Monday, October 31, 2011

Agorist Thesis #3

Nobody gets taken advantage of through mutually voluntary trade.

This one is often contested when I share my moral beliefs.   Because one person can "clearly" benefit more than the other, it means that they're being taken advantage of. 

The most common argument I hear is that of the wage laborer, and how they are "enslaved" by their boss or by capitalists.  This is ridiculous to say the least...I respond "So if I offered you $0.50 an hour to do whatever I want for 15 hours a week, would you take up my offer?"  No one's accepted it yet, I'm still hoping for my own personal servant though.   

It comes back to the truth that all value is relative - and each person makes the decision for themselves what is worth more.  I might look at two people making a trade and say that I think that one person gets more out of it, but that's just my opinion.  What matters is each person in the trade, and remember: in a voluntary trade, both parties receive more than they give up, otherwise neither would trade.

Agorist Theses originally from An Agorist Manifesto by Kyle Bennett.

1 comment:

  1. Yes!

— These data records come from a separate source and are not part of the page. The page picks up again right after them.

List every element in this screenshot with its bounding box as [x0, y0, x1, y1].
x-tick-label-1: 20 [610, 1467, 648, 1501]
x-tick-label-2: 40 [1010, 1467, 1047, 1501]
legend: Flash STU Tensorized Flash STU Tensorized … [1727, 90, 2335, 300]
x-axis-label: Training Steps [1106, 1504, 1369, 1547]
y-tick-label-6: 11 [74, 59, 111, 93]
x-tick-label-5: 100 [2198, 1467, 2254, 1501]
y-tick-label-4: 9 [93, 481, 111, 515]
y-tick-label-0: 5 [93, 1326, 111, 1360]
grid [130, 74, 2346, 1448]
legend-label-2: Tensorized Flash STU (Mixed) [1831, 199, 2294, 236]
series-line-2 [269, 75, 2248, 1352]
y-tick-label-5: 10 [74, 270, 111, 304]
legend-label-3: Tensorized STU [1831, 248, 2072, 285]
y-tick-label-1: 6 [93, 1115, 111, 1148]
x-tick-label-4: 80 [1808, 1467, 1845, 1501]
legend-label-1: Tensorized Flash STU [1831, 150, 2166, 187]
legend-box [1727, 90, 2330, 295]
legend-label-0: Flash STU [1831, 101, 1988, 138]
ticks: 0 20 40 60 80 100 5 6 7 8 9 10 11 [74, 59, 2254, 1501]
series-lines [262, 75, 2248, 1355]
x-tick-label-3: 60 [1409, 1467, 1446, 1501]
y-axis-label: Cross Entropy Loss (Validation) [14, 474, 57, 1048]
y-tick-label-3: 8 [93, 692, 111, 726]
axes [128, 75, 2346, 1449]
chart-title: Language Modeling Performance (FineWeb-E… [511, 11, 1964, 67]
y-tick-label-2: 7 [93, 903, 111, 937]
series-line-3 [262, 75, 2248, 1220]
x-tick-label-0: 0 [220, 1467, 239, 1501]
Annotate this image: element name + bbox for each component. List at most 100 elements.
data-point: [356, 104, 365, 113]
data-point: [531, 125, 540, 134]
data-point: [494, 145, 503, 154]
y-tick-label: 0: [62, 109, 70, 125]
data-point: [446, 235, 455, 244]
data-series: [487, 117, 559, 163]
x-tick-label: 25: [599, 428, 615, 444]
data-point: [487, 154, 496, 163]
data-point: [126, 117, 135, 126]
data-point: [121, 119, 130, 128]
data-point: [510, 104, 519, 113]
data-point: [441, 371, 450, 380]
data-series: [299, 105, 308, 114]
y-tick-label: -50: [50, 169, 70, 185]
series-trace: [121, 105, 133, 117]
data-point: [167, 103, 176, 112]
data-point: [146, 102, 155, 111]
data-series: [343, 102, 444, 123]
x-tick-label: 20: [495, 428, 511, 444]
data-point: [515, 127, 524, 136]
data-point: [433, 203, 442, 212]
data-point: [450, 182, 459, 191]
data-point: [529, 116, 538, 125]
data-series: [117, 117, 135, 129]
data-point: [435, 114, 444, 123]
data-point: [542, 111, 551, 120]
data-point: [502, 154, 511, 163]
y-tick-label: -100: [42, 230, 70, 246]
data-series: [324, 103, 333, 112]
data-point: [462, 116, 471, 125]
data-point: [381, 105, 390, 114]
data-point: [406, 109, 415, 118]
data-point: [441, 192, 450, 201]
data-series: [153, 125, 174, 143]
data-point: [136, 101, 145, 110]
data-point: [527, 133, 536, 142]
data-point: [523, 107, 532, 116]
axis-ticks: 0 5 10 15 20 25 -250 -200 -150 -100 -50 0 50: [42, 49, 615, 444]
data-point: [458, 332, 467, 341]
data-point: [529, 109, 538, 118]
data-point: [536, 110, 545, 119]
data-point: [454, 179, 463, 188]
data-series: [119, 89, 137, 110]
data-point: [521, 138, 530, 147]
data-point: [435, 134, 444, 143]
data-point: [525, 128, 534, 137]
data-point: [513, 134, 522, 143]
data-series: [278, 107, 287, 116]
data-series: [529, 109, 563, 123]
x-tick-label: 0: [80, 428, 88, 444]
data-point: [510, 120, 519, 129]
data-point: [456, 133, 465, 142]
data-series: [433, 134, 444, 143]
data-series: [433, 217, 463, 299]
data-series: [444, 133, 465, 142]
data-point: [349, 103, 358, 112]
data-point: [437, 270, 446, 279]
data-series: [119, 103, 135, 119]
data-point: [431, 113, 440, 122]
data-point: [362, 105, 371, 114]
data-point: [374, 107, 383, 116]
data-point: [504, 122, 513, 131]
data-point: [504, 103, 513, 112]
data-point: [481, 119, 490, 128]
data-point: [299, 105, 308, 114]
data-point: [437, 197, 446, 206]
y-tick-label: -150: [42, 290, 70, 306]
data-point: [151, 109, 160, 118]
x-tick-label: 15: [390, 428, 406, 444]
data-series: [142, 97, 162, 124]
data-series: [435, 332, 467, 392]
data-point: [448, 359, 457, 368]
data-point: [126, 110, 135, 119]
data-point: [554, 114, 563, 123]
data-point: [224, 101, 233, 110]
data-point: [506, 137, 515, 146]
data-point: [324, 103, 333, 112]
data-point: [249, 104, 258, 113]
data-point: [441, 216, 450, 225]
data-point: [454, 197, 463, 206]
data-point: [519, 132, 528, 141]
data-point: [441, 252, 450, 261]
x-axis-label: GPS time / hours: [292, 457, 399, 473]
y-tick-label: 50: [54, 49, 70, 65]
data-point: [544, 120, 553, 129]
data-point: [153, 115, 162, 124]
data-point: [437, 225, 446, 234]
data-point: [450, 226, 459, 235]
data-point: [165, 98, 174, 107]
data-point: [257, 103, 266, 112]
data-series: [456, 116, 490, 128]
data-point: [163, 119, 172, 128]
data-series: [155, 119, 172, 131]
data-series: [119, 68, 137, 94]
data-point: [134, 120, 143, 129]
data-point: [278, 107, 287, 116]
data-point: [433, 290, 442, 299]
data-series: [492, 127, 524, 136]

This is a nice summary of the argument that both parties benefit from voluntary trade. The essential point is that each person agrees to the trade because each perceives himself or herself to be better off as a result of the exchange. And, of course, that is all that matters.

    The author alludes to some other people objecting to his thesis. One possible defense for the author to use would be to compare and contrast the Montaigne dogma with the classically liberal dogma of the harmony of interests of all groups.

    If labor is paid below is discounted marginal product, if it were truly being exploited, then why aren't other entrepreneurs jumping in and bidding up the under priced labor? And as they do so, the wages will return to where they should be.

    This is of course assumes a free labor market. As long as there are buyers and sellers of labor, then nobody can be exploited.